The shortage of chips will lead to a reduction in global auto production of 6.3 million to 7.1 million units this year, with a possible reduction of 2.1 million units in the third quarter alone, IHS Markit said.
The chip shortage will not stabilize until the second quarter of next year, and the auto industry will recover only in the second half of the year, IHS Markit said in a report Thursday.
The report's forecast does not include Toyota's latest cuts. The automaker plans to temporarily suspend production at 14 plants in September and will reduce its planned global auto production in September by 40 percent, according to a Nikkei News report on August 19.
Under Toyota's latest plan in July, the original goal was to build fewer than 900,000 vehicles in September, a figure that has been reduced to 500,000.
Toyota will suspend several production lines, including the Takaoka plant in Aichi, starting early next month, bringing this reduction to 350,000 units.
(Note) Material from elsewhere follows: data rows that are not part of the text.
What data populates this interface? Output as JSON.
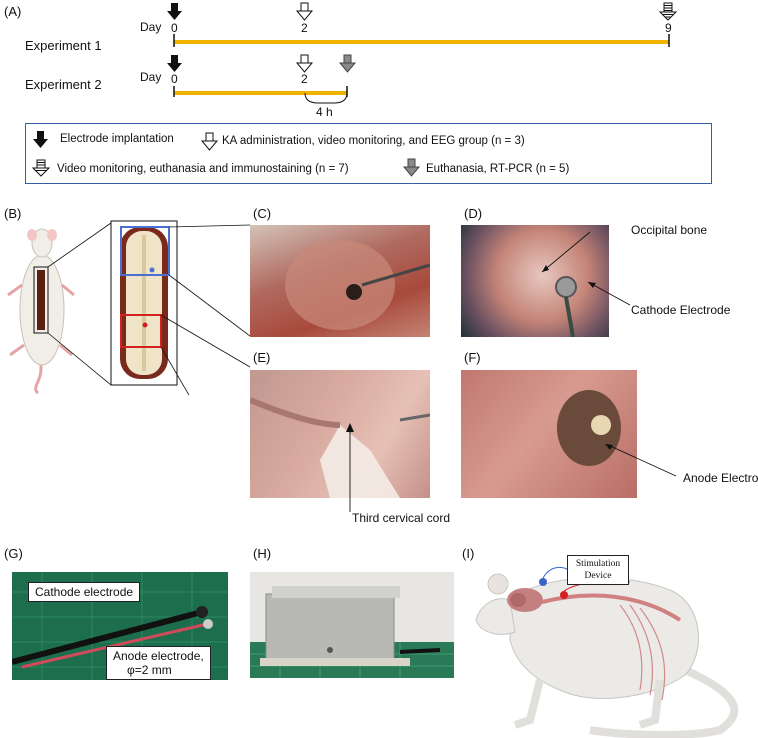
{
  "panels": {
    "A": "(A)",
    "B": "(B)",
    "C": "(C)",
    "D": "(D)",
    "E": "(E)",
    "F": "(F)",
    "G": "(G)",
    "H": "(H)",
    "I": "(I)"
  },
  "timeline": {
    "day_label": "Day",
    "experiment1": {
      "label": "Experiment  1",
      "ticks": [
        "0",
        "2",
        "9"
      ]
    },
    "experiment2": {
      "label": "Experiment  2",
      "ticks": [
        "0",
        "2"
      ],
      "interval": "4 h"
    }
  },
  "legend": {
    "implant": "Electrode implantation",
    "ka": "KA administration, video monitoring, and EEG group (n = 3)",
    "video": "Video monitoring, euthanasia and immunostaining (n = 7)",
    "euth": "Euthanasia, RT-PCR (n = 5)"
  },
  "annotations": {
    "occipital": "Occipital bone",
    "cathode": "Cathode Electrode",
    "anode": "Anode Electrode",
    "cervical": "Third cervical cord"
  },
  "panel_g": {
    "cathode": "Cathode electrode",
    "anode_line1": "Anode electrode,",
    "anode_line2": "φ=2 mm"
  },
  "panel_i": {
    "device_line1": "Stimulation",
    "device_line2": "Device"
  },
  "colors": {
    "timeline_bar": "#f0b400",
    "legend_border": "#3b5ba8",
    "highlight_blue": "#4a6fd0",
    "highlight_red": "#d42020"
  }
}
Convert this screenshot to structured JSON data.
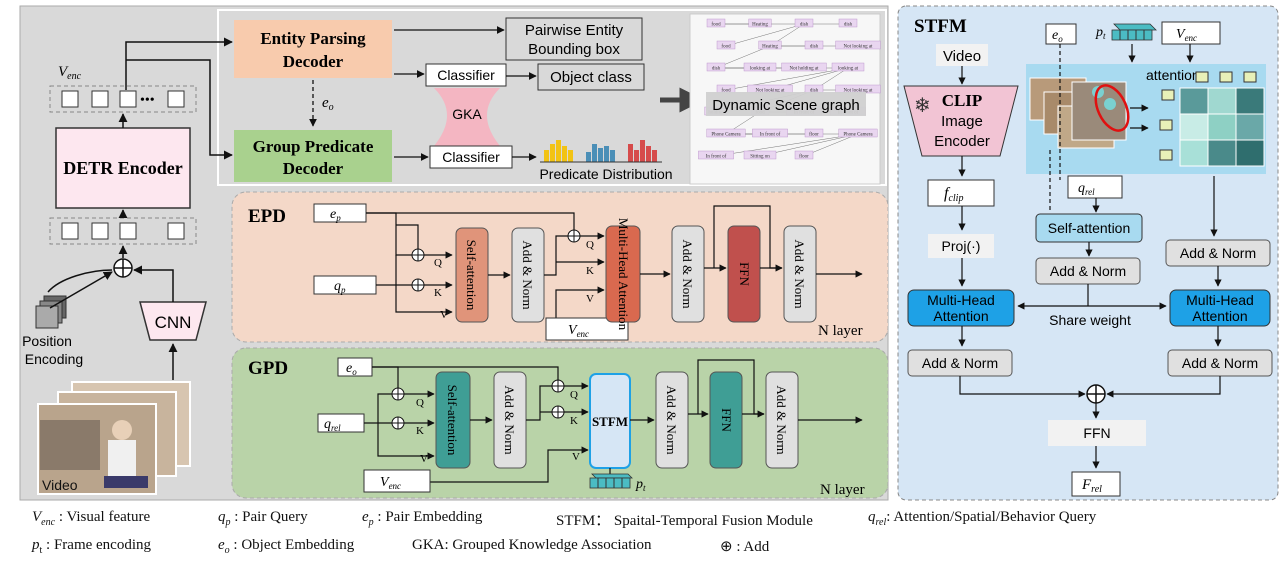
{
  "colors": {
    "panel_gray": "#d9d9d9",
    "epd_bg": "#f4d8c8",
    "gpd_bg": "#b9d3a8",
    "stfm_bg": "#d6e6f5",
    "entity_decoder": "#f8cbad",
    "group_decoder": "#a9d18e",
    "gka": "#f4b6c2",
    "mha_blue": "#1ea1e6",
    "teal": "#3f9e95",
    "ffn_red": "#c0504d",
    "self_attn_salmon": "#e0947a"
  },
  "left": {
    "v_enc": "V",
    "v_enc_sub": "enc",
    "detr_encoder": "DETR Encoder",
    "cnn": "CNN",
    "position_encoding_line1": "Position",
    "position_encoding_line2": "Encoding",
    "video": "Video",
    "dots": "•••"
  },
  "top": {
    "entity_parsing_decoder_line1": "Entity Parsing",
    "entity_parsing_decoder_line2": "Decoder",
    "group_predicate_decoder_line1": "Group Predicate",
    "group_predicate_decoder_line2": "Decoder",
    "e_o": "e",
    "e_o_sub": "o",
    "classifier_1": "Classifier",
    "classifier_2": "Classifier",
    "pairwise_line1": "Pairwise Entity",
    "pairwise_line2": "Bounding box",
    "object_class": "Object class",
    "gka": "GKA",
    "predicate_distribution": "Predicate Distribution",
    "dynamic_scene_graph": "Dynamic Scene graph"
  },
  "scene_graph_nodes": [
    "food",
    "Heating",
    "dish",
    "dish",
    "food",
    "Heating",
    "dish",
    "Not looking at",
    "dish",
    "looking at",
    "Not holding at",
    "looking at",
    "food",
    "Not looking at",
    "dish",
    "Not looking at",
    "holding",
    "food",
    "In front of",
    "In front of",
    "Phone Camera",
    "In front of",
    "floor",
    "Phone Camera",
    "In front of",
    "Sitting on",
    "floor"
  ],
  "epd": {
    "title": "EPD",
    "e_p": "e",
    "e_p_sub": "p",
    "q_p": "q",
    "q_p_sub": "p",
    "self_attention": "Self-attention",
    "add_norm": "Add & Norm",
    "multi_head_attention": "Multi-Head Attention",
    "ffn": "FFN",
    "v_enc": "V",
    "v_enc_sub": "enc",
    "n_layer": "N layer",
    "q": "Q",
    "k": "K",
    "v": "V"
  },
  "gpd": {
    "title": "GPD",
    "e_o": "e",
    "e_o_sub": "o",
    "q_rel": "q",
    "q_rel_sub": "rel",
    "self_attention": "Self-attention",
    "add_norm": "Add & Norm",
    "stfm": "STFM",
    "ffn": "FFN",
    "v_enc": "V",
    "v_enc_sub": "enc",
    "p_t": "p",
    "p_t_sub": "t",
    "n_layer": "N layer",
    "q": "Q",
    "k": "K",
    "v": "V"
  },
  "stfm": {
    "title": "STFM",
    "video": "Video",
    "clip_line1": "CLIP",
    "clip_line2": "Image",
    "clip_line3": "Encoder",
    "f_clip": "f",
    "f_clip_sub": "clip",
    "proj": "Proj(·)",
    "e_o": "e",
    "e_o_sub": "o",
    "p_t": "p",
    "p_t_sub": "t",
    "v_enc": "V",
    "v_enc_sub": "enc",
    "attention": "attention",
    "q_rel": "q",
    "q_rel_sub": "rel",
    "self_attention": "Self-attention",
    "add_norm": "Add & Norm",
    "multi_head_attention_line1": "Multi-Head",
    "multi_head_attention_line2": "Attention",
    "share_weight": "Share weight",
    "ffn": "FFN",
    "f_rel": "F",
    "f_rel_sub": "rel"
  },
  "legend": {
    "v_enc_sym": "V",
    "v_enc_sub": "enc",
    "v_enc_desc": " : Visual feature",
    "q_p_sym": "q",
    "q_p_sub": "p",
    "q_p_desc": " : Pair Query",
    "e_p_sym": "e",
    "e_p_sub": "p",
    "e_p_desc": " : Pair Embedding",
    "stfm_desc": "STFM： Spaital-Temporal Fusion Module",
    "q_rel_sym": "q",
    "q_rel_sub": "rel",
    "q_rel_desc": ": Attention/Spatial/Behavior Query",
    "p_t_sym": "p",
    "p_t_sub": "t",
    "p_t_desc": " : Frame encoding",
    "e_o_sym": "e",
    "e_o_sub": "o",
    "e_o_desc": " : Object Embedding",
    "gka_desc": "GKA: Grouped Knowledge Association",
    "add_sym": "⊕",
    "add_desc": " : Add"
  }
}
Production in North America, China and Europe will likely be scaled back by tens of thousands of units, the report said.
That would put Toyota's September production well below the 840,000 units it produced a year ago, when demand was recovering from the effects of Covid-19.
Particularly in Southeast Asia, the spread of Covid-19 and the embargo are affecting the company's suppliers there, said Kazunari Kumakura, CEO of Toyota's purchasing group.
IHS analysts Mark Fulthorpe and Phil Amsrud noted that the form of chip supply remains challenging due to low vaccination rates and rising infection rates in Southeast Asian countries, which have led to shutdowns at various semiconductor plants in the region.
The aggravation of Covid-19 in Malaysia has led to another escalation of the tight supply situation of chips. Malaysia is the world's seventh-largest exporter of semiconductor products, packaging capacity of about 13 percent of the global packaging capacity.
As a result of Covid-19, global auto production will be less than 78 million units in 2020, down 15 percent year-over-year, regressing to levels seen 10 years ago, according to Statista.